I want to take fried chicken and break each of its legs,
until he begs for mercy. I want to rip its thighs into pieces,
And then throw them in the nearest garbage disposal,
And dare that punk to say something about it,
I’m about to get ghetto with my butt whippings.
Get gangster on that fool if he tries to loc up,
Kick it‘s breast, for trying to perpetrate that it‘s healthy.
I’m ready to break Fried Chicken’s neck, so, he’ll never cluck again,
never see the light of day again, payback for all the pain he’s caused,
for all the high blood pressure in my family,
for the death of my daddy and both of my granddaddies.
Not too mention all of the people that have been addicted!
This payback is a mother beeep, and I ain’t about to curse, yet!
But, I’m about to shoot you like a cursin’ gangster!
Drag you through the mud after I tie you up to the back of the car,
ride through town, let all the little chicken heads see
what I’m about to do to all fried chicken
, if I catch them anywhere near me or my family.
I’m living for my child now, and somehow,
Fried foods no longer fit in my picture.
So, if I see you on my plate, I’m gonna get ya’!
I want to kill Donuts, Reese’s, and Apple pies,
anyone in the Sweets family, better not come near me!!
Respect me…nah, better yet, fear me!!!
My family is too dear to me.
I will protect them at any cost,
I’ll beat a Reese’s down, cause I ain’t the one!
Scrape off the chocolate skin and leave it to melt in the sun.

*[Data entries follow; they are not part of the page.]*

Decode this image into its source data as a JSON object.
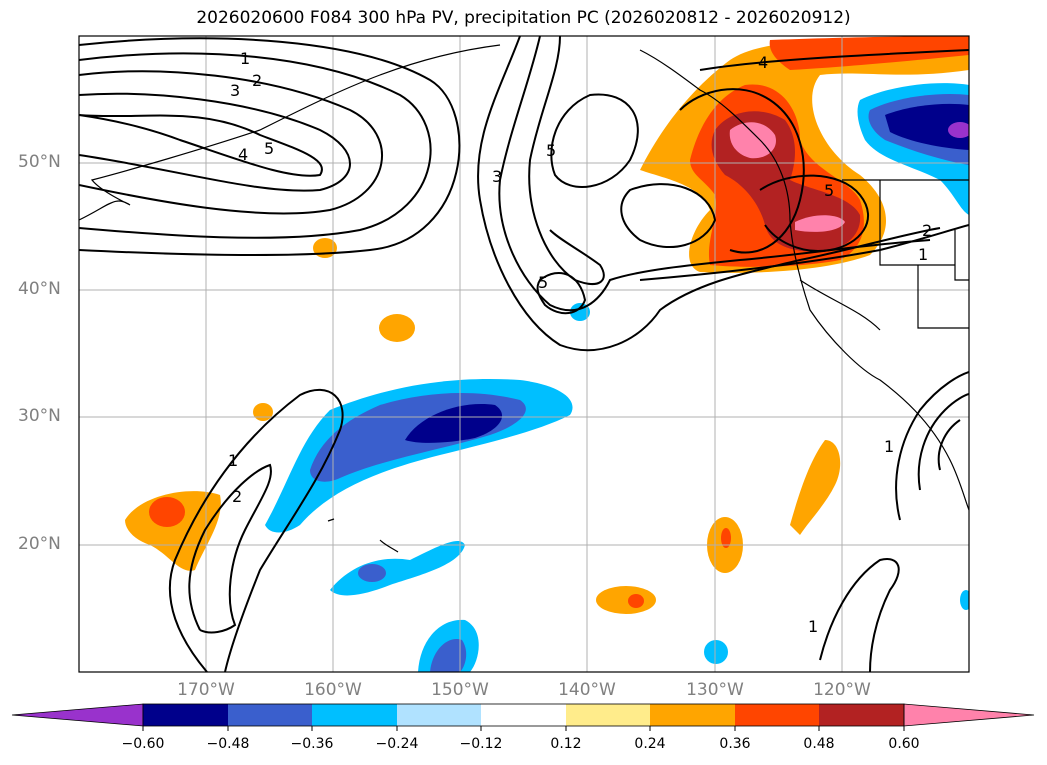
{
  "title": "2026020600 F084 300 hPa PV, precipitation PC (2026020812 - 2026020912)",
  "map": {
    "lat_labels": [
      "50°N",
      "40°N",
      "30°N",
      "20°N"
    ],
    "lon_labels": [
      "170°W",
      "160°W",
      "150°W",
      "140°W",
      "130°W",
      "120°W"
    ],
    "pv_contour_labels": [
      "1",
      "2",
      "3",
      "4",
      "5"
    ]
  },
  "colorbar": {
    "tick_labels": [
      "−0.60",
      "−0.48",
      "−0.36",
      "−0.24",
      "−0.12",
      "0.12",
      "0.24",
      "0.36",
      "0.48",
      "0.60"
    ],
    "colors": [
      "#9932cc",
      "#00008b",
      "#3a5fcd",
      "#00bfff",
      "#b0e2ff",
      "#ffffff",
      "#ffec8b",
      "#ffa500",
      "#ff4500",
      "#b22222",
      "#ff82ab"
    ]
  }
}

Then I will take the peanut butter part and stick it to the bottom my shoes.
So that every time I walk, I’ll be stepping on it!
I’ll put 6 bullets in a donut, make it die fast!
I’m putting ya’ll on blast, you will not last when I put my wrath on ya’!
I want to stab Apple Pies until it bleeds Apple Juice!
Stab a hot dog in the face rather than shove it down mine.
I’m running out of time.
I should have done this a long time ago,
I’m getting gangster with my food,
have all unhealthy things riding home in a hearse
Bad food is a curse, but I am about to shatter it,
As I break down the enemy piece by piece!